Pertemuan dua ulama atau blater sebagai jubir itu, dalam bahasa Madura disebut: atemoh toko sepo. Dalam makna sebenarnya: Pertemuan dua tokoh sepuh atau senior. "Sebagai upaya mediasi yang dilakukan oleh perwakilan klien. Sebagai tokoh sepuh, tentu keduanya berupaya agar carok tidak terjadi," tuturnya, kemudian berhenti sejenak, menyeduh secangkir kopi tanpa gula.
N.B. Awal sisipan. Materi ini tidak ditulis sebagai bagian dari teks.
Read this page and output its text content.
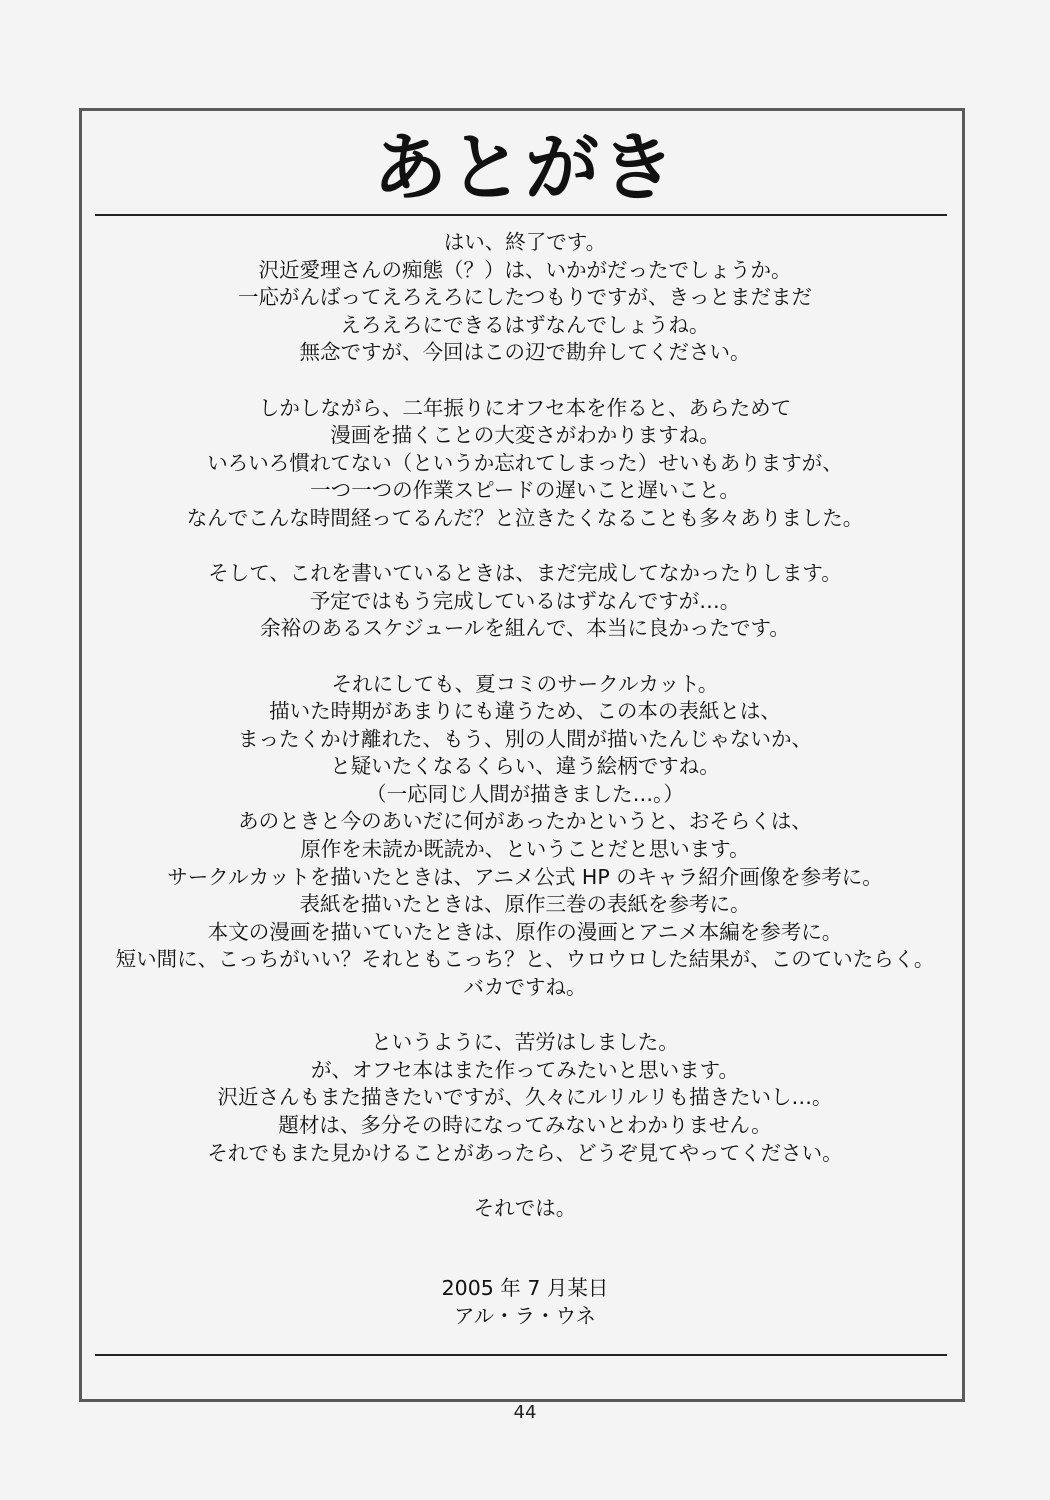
あとがき
はい、終了です。
沢近愛理さんの痴態（？）は、いかがだったでしょうか。
一応がんばってえろえろにしたつもりですが、きっとまだまだ
えろえろにできるはずなんでしょうね。
無念ですが、今回はこの辺で勘弁してください。
しかしながら、二年振りにオフセ本を作ると、あらためて
漫画を描くことの大変さがわかりますね。
いろいろ慣れてない（というか忘れてしまった）せいもありますが、
一つ一つの作業スピードの遅いこと遅いこと。
なんでこんな時間経ってるんだ？と泣きたくなることも多々ありました。
そして、これを書いているときは、まだ完成してなかったりします。
予定ではもう完成しているはずなんですが…。
余裕のあるスケジュールを組んで、本当に良かったです。
それにしても、夏コミのサークルカット。
描いた時期があまりにも違うため、この本の表紙とは、
まったくかけ離れた、もう、別の人間が描いたんじゃないか、
と疑いたくなるくらい、違う絵柄ですね。
（一応同じ人間が描きました…。）
あのときと今のあいだに何があったかというと、おそらくは、
原作を未読か既読か、ということだと思います。
サークルカットを描いたときは、アニメ公式 HP のキャラ紹介画像を参考に。
表紙を描いたときは、原作三巻の表紙を参考に。
本文の漫画を描いていたときは、原作の漫画とアニメ本編を参考に。
短い間に、こっちがいい？それともこっち？と、ウロウロした結果が、このていたらく。
バカですね。
というように、苦労はしました。
が、オフセ本はまた作ってみたいと思います。
沢近さんもまた描きたいですが、久々にルリルリも描きたいし…。
題材は、多分その時になってみないとわかりません。
それでもまた見かけることがあったら、どうぞ見てやってください。
それでは。
2005 年 7 月某日
アル・ラ・ウネ
44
"Begitu rumit, bukan? Itulah tradisi carok orang Madura yang sesungguhnya. Jadi bukan menyerang, membunuh, tawuran disebut carok. Seperti peristiwa 12 Januari 2024 lalu. Nah, begitu yang saya sebut pergeseran nilai saat ini," lanjutnya.
Perlahan, hujan mulai deras. Meski pendapa itu teduh dan nyaman, tapi angin dingin mulai terasa. Abah Doink, serta Lestari Puji Rahayu dan Mulat Nur Setyanto, pasangan pemilik rumah Batik Peri Kecil, mengajak Harian Disway untuk masuk ke kediamannya. (Guruh Dimas Nugraha)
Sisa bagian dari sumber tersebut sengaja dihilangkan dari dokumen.